Dlaczego niektóre leki zostały wycofane?
21.10.2021Lekarstwa towarzyszą nam od zarania dziejów. Są nierozłączną częścią medycyny i sztuki lekarskiej. Niektóre z nich mogą pomóc nam w walce z grypą, inne będą pozytywnie działać na nasz układ krwionośny, a kolejne będą stanowić dla nas wsparcie w przypadku depresji. Świat idzie do przodu i zmienia się nie tylko technologia, ale i informacje, do których mamy dostęp. Sprzęty, które jeszcze wczoraj były nowinką techniczną, dziś mogą okazać się powszechne i zwykłe, a jutro przestarzałe, niepotrzebne lub nawet szkodliwe. W przypadku lekarstw jest podobnie, choć niektóre medykamenty i sposoby na walkę z chorobą pozostają niezmienne, to od wielu praktyk i produktów odeszliśmy na przestrzeni lat. Jakie leki i metody leczenia z przeszłości nie zdają egzaminu w teraźniejszości? Na to pytanie odpowiadamy w poniższym artykule!
Zapewne fani medycyny niekonwencjonalnej są zawiedzeni, że dzisiejsi lekarze z części medykamentów znanych nam z przeszłości zrezygnowali już na zawsze, ale czy aby na pewno mają powód do niezadowolenia?
Wydaje nam się, że nie ponieważ aż do XX wieku powszechnie znanym panaceum była rtęć, nie tylko pod obecnie nam znaną postacią płynną, ale także w postaci soli. Płynnym srebrem leczono zarówno dzieci, jak i dorosłych. Dla starszych pacjentów dolegliwości takie jak choroby przenoszone drogą płciową, problemy z wydalaniem kału, melancholia czy nawet zwykła grypa mogła być wyleczona rtęcią. Natomiast dzieci i młodzież mogli spodziewać się solidnej dawki metalu ciężkiego w swoim organizmie, jeśli towarzyszyły im problemy z niedowagą, zaparcia, bądź bolesne ząbkowanie (u niemowląt).
Jednym z dowodów na zbawienne działanie rtęci miała być czarna wydzielina wydobywająca się z jelita grubego oraz obszerny ślinotok. Niektórzy medycy twierdzili, że śliny powinno wypłynąć około półtora litra, aby zabieg leczenia rtęcią można było uznać za skuteczny. Dziś wiemy, że ślinotok i poczerniały stolec to jedne z objawów zatrucia się rtęcią, co może stanowić śmiertelne zagrożenie dla organizmu człowieka.

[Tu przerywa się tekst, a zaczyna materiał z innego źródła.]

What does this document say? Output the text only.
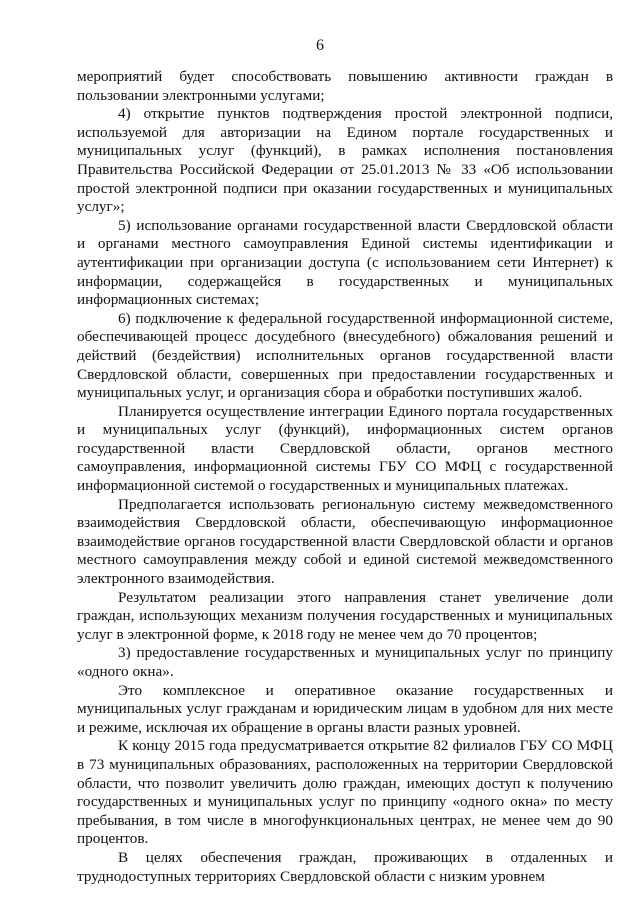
6

мероприятий будет способствовать повышению активности граждан в пользовании электронными услугами;

4) открытие пунктов подтверждения простой электронной подписи, используемой для авторизации на Едином портале государственных и муниципальных услуг (функций), в рамках исполнения постановления Правительства Российской Федерации от 25.01.2013 № 33 «Об использовании простой электронной подписи при оказании государственных и муниципальных услуг»;

5) использование органами государственной власти Свердловской области и органами местного самоуправления Единой системы идентификации и аутентификации при организации доступа (с использованием сети Интернет) к информации, содержащейся в государственных и муниципальных информационных системах;

6) подключение к федеральной государственной информационной системе, обеспечивающей процесс досудебного (внесудебного) обжалования решений и действий (бездействия) исполнительных органов государственной власти Свердловской области, совершенных при предоставлении государственных и муниципальных услуг, и организация сбора и обработки поступивших жалоб.

Планируется осуществление интеграции Единого портала государственных и муниципальных услуг (функций), информационных систем органов государственной власти Свердловской области, органов местного самоуправления, информационной системы ГБУ СО МФЦ с государственной информационной системой о государственных и муниципальных платежах.

Предполагается использовать региональную систему межведомственного взаимодействия Свердловской области, обеспечивающую информационное взаимодействие органов государственной власти Свердловской области и органов местного самоуправления между собой и единой системой межведомственного электронного взаимодействия.

Результатом реализации этого направления станет увеличение доли граждан, использующих механизм получения государственных и муниципальных услуг в электронной форме, к 2018 году не менее чем до 70 процентов;

3) предоставление государственных и муниципальных услуг по принципу «одного окна».

Это комплексное и оперативное оказание государственных и муниципальных услуг гражданам и юридическим лицам в удобном для них месте и режиме, исключая их обращение в органы власти разных уровней.

К концу 2015 года предусматривается открытие 82 филиалов ГБУ СО МФЦ в 73 муниципальных образованиях, расположенных на территории Свердловской области, что позволит увеличить долю граждан, имеющих доступ к получению государственных и муниципальных услуг по принципу «одного окна» по месту пребывания, в том числе в многофункциональных центрах, не менее чем до 90 процентов.

В целях обеспечения граждан, проживающих в отдаленных и труднодоступных территориях Свердловской области с низким уровнем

Na wszystkie objawy pomogą opiaty!
Heroina i morfina dziś kojarzyć się mogą głównie z substancjami zakazanymi w powszechnym użytku, których spożywanie może prowadzić do silnego uzależnienia, wyniszczenia organizmu a w konsekwencji do śmierci! Czy zawsze tak było?

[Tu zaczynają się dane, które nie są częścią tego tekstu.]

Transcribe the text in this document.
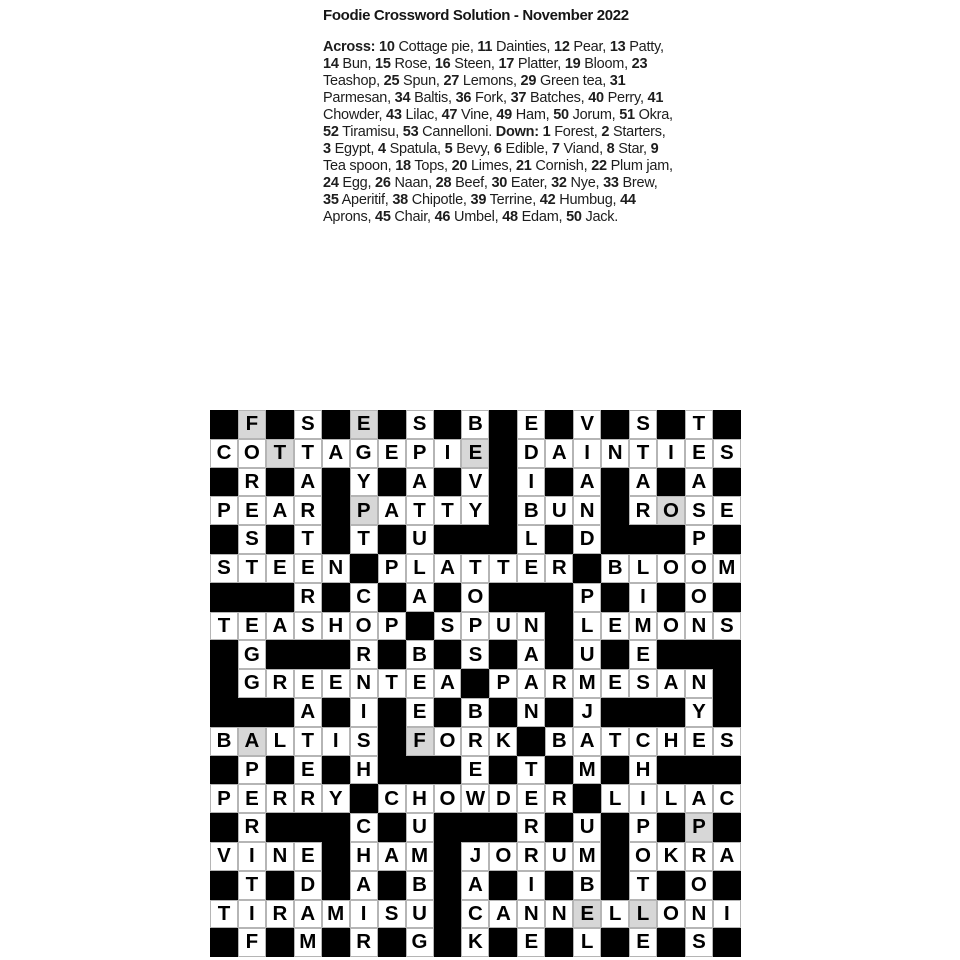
Foodie Crossword Solution - November 2022

Across: 10 Cottage pie, 11 Dainties, 12 Pear, 13 Patty, 14 Bun, 15 Rose, 16 Steen, 17 Platter, 19 Bloom, 23 Teashop, 25 Spun, 27 Lemons, 29 Green tea, 31 Parmesan, 34 Baltis, 36 Fork, 37 Batches, 40 Perry, 41 Chowder, 43 Lilac, 47 Vine, 49 Ham, 50 Jorum, 51 Okra, 52 Tiramisu, 53 Cannelloni. Down: 1 Forest, 2 Starters, 3 Egypt, 4 Spatula, 5 Bevy, 6 Edible, 7 Viand, 8 Star, 9 Tea spoon, 18 Tops, 20 Limes, 21 Cornish, 22 Plum jam, 24 Egg, 26 Naan, 28 Beef, 30 Eater, 32 Nye, 33 Brew, 35 Aperitif, 38 Chipotle, 39 Terrine, 42 Humbug, 44 Aprons, 45 Chair, 46 Umbel, 48 Edam, 50 Jack.

F	S	E	S	B	E	V	S	T
C O T T A G E P I E	D A I N T I E S
R	A	Y	A	V	I	A	A	A
P E A R	P A T T Y	B U N	R O S E
S	T	T	U	L	D	P
S T E E N	P L A T T E R	B L O O M
R	C	A	O	P	I	O
T E A S H O P	S P U N	L E M O N S
G	R	B	S	A	U	E
G R E E N T E A	P A R M E S A N
A	I	E	B	N	J	Y
B A L T I S	F O R K	B A T C H E S
P	E	H	E	T	M	H
P E R R Y	C H O W D E R	L I L A C
R	C	U	R	U	P	P
V I N E	H A M	J O R U M O K R A
T	D	A	B	A	I	B	T	O
T I R A M I S U	C A N N E L L O N I
F	M	R	G	K	E	L	E	S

Co prawda morfina ma swoje medyczne zastosowanie nawet w obecnych czasach, ale stosuję się ją tylko w ekstremalnych przypadkach. Jednak na początku XIX wieku stosowano ją tak często, jak dziś stosuje się paracetamol. Morfina nie była trudna do uzyskania w procesie obróbki chemicznej niedojrzałego maku lekarskiego. Co za tym idzie, stała się powszechnym lekiem na wszelkie dolegliwości. Od fantomowego bólu po amputacji kończyny do migreny spowodowanej zmianą ciśnienia atmosferycznego. Dlatego też wielu pacjentów z tamtego okresu uzależniło się od tego opiatu. Więcej o lekach na: https://zdrowiejemytutaj.pl/kategoria/leki/
Kolejnym złotym środkiem leczniczym z grupy opioidów jest heroina, która wyparła swoją “słabszą siostrę” morfinę już w roku 1898 kiedy to zarejestrowano ją jako legalny lek. Jednakże tak samo jak w przypadku poprzedniego opiatu, heroina prócz właściwości przeciwbólowych, wykazywała silne właściwości uzależniające, większe nawet niż sama morfina. Oczywiście nie obyło się bez ofiar, część pacjentów, którym podawano heroinę pod postacią np. Syropu, uzależniło się od tej substancji.